Despite lore to the contrary, heating or recooking spoiled ham won’t make it safe to eat again.
Heat kills the living bacteria on the ham, there’s no question about this—especially if the ham has been exposed to the heat for long enough—but it doesn’t inactivate the poisonous toxins left behind by those bacteria.
To put it simply, it’s not a good idea to reheat or recook a spoiled ham. You and your family can still get food poisoning from eating it, even after thermal treatment. It’s best to play it safe when it comes to the food you eat, so don’t take chances.
According to the Centers for Disease Control and Prevention, 48 million Americans contract a foodborne illness every year. 128,000 of them are hospitalized, and 3,000 are estimated to die.
How to Store Cooked Ham
If you have guests over and you’re planning to serve ham, you might be wondering how to prepare it the day before and store it overnight.
Fortunately, there are several different ways you can go about this. If you are not going to serve it at the party, you should let it cool down, wrap it tightly, and store it in the refrigerator. To keep it fresh and prevent it from drying out, wrap it loosely in a ham bag or a damp tea towel.

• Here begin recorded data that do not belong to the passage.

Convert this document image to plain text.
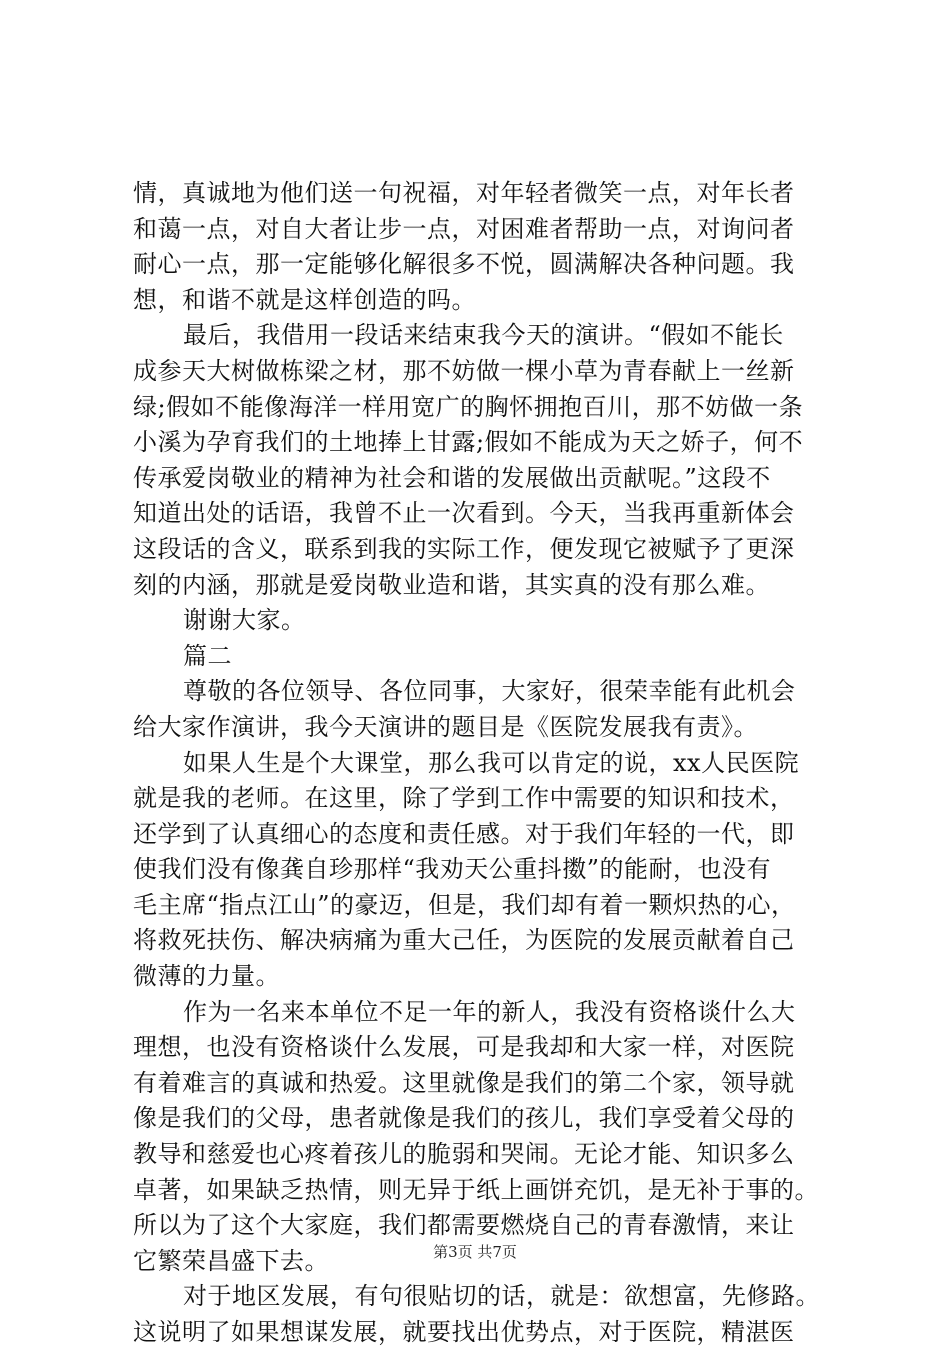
情，真诚地为他们送一句祝福，对年轻者微笑一点，对年长者
和蔼一点，对自大者让步一点，对困难者帮助一点，对询问者
耐心一点，那一定能够化解很多不悦，圆满解决各种问题。我
想，和谐不就是这样创造的吗。
最后，我借用一段话来结束我今天的演讲。“假如不能长
成参天大树做栋梁之材，那不妨做一棵小草为青春献上一丝新
绿;假如不能像海洋一样用宽广的胸怀拥抱百川，那不妨做一条
小溪为孕育我们的土地捧上甘露;假如不能成为天之娇子，何不
传承爱岗敬业的精神为社会和谐的发展做出贡献呢。”这段不
知道出处的话语，我曾不止一次看到。今天，当我再重新体会
这段话的含义，联系到我的实际工作，便发现它被赋予了更深
刻的内涵，那就是爱岗敬业造和谐，其实真的没有那么难。
谢谢大家。
篇二
尊敬的各位领导、各位同事，大家好，很荣幸能有此机会
给大家作演讲，我今天演讲的题目是《医院发展我有责》。
如果人生是个大课堂，那么我可以肯定的说，xx人民医院
就是我的老师。在这里，除了学到工作中需要的知识和技术，
还学到了认真细心的态度和责任感。对于我们年轻的一代，即
使我们没有像龚自珍那样“我劝天公重抖擞”的能耐，也没有
毛主席“指点江山”的豪迈，但是，我们却有着一颗炽热的心，
将救死扶伤、解决病痛为重大己任，为医院的发展贡献着自己
微薄的力量。
作为一名来本单位不足一年的新人，我没有资格谈什么大
理想，也没有资格谈什么发展，可是我却和大家一样，对医院
有着难言的真诚和热爱。这里就像是我们的第二个家，领导就
像是我们的父母，患者就像是我们的孩儿，我们享受着父母的
教导和慈爱也心疼着孩儿的脆弱和哭闹。无论才能、知识多么
卓著，如果缺乏热情，则无异于纸上画饼充饥，是无补于事的。
所以为了这个大家庭，我们都需要燃烧自己的青春激情，来让
它繁荣昌盛下去。
对于地区发展，有句很贴切的话，就是：欲想富，先修路。
这说明了如果想谋发展，就要找出优势点，对于医院，精湛医
第3页 共7页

When storing store-bought ham, you have several options. First, you can freeze the ham whole in its original packaging. Or, if you plan to eat it in portions, you can cut it into meal-sized portions to make it easier to grab and thaw out.
To thaw cooked ham, transfer it from the freezer to the refrigerator the night before. Place it in a large bowl or tray to catch drips, and place it in the bottom shelf of the fridge where it is coldest. The ham should thaw completely within 12-24 hours.

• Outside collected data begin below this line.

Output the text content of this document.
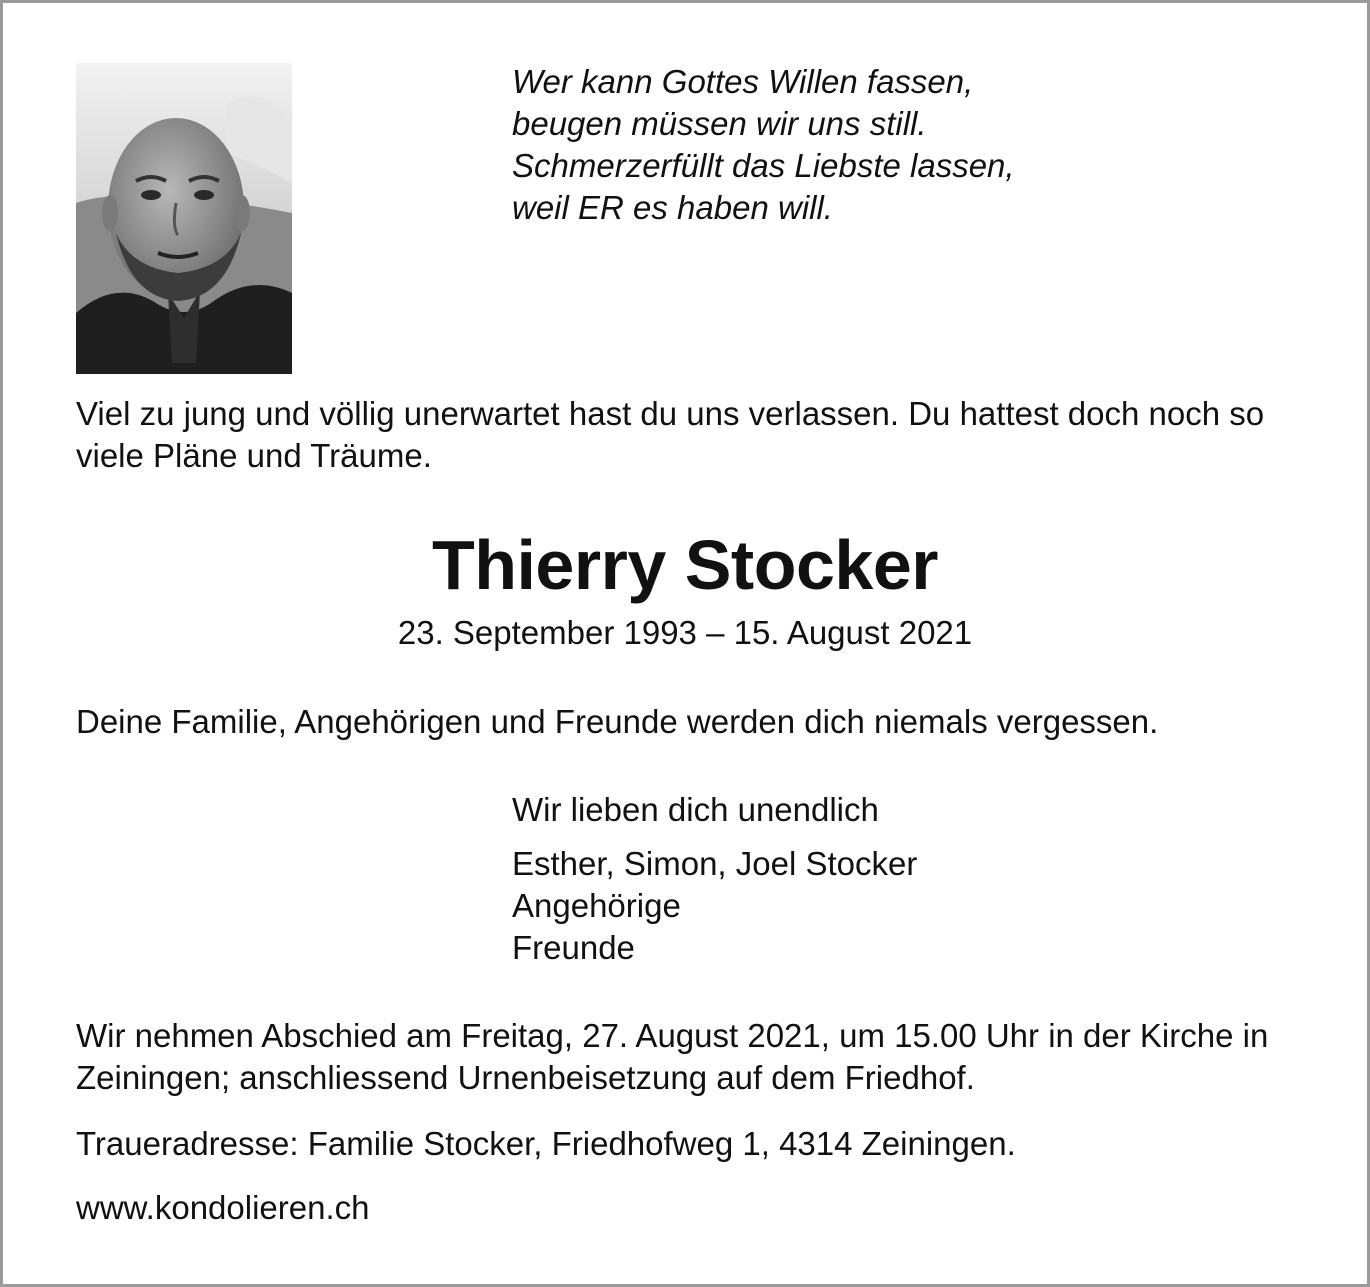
Wer kann Gottes Willen fassen,
beugen müssen wir uns still.
Schmerzerfüllt das Liebste lassen,
weil ER es haben will.

Viel zu jung und völlig unerwartet hast du uns verlassen. Du hattest doch noch so viele Pläne und Träume.

Thierry Stocker

23. September 1993 – 15. August 2021

Deine Familie, Angehörigen und Freunde werden dich niemals vergessen.

Wir lieben dich unendlich

Esther, Simon, Joel Stocker
Angehörige
Freunde

Wir nehmen Abschied am Freitag, 27. August 2021, um 15.00 Uhr in der Kirche in Zeiningen; anschliessend Urnenbeisetzung auf dem Friedhof.

Traueradresse: Familie Stocker, Friedhofweg 1, 4314 Zeiningen.

www.kondolieren.ch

Disease-causing bacteria love ham as much, if not more, than ham-eating humans.
This is why you shouldn’t leave ham out for longer than 1-2 hours at room temperature (the hotter the weather, the shorter the ham’s shelf life) and 3-4 days in the fridge.
Freezing puts bacterial activity on pause. So, technically, frozen ham stays safe to eat forever. However, the ham eventually loses its best quality—typically after only 1-2 months—so do not wait too long to eat it all up.
When it comes to food safety in the home kitchen, rule number one goes like this: “When in doubt, throw it out!” Food poisoning is not to trifle, and your responsibility as a home cook is to prepare and store food so that it is not only tasty, but safe to eat.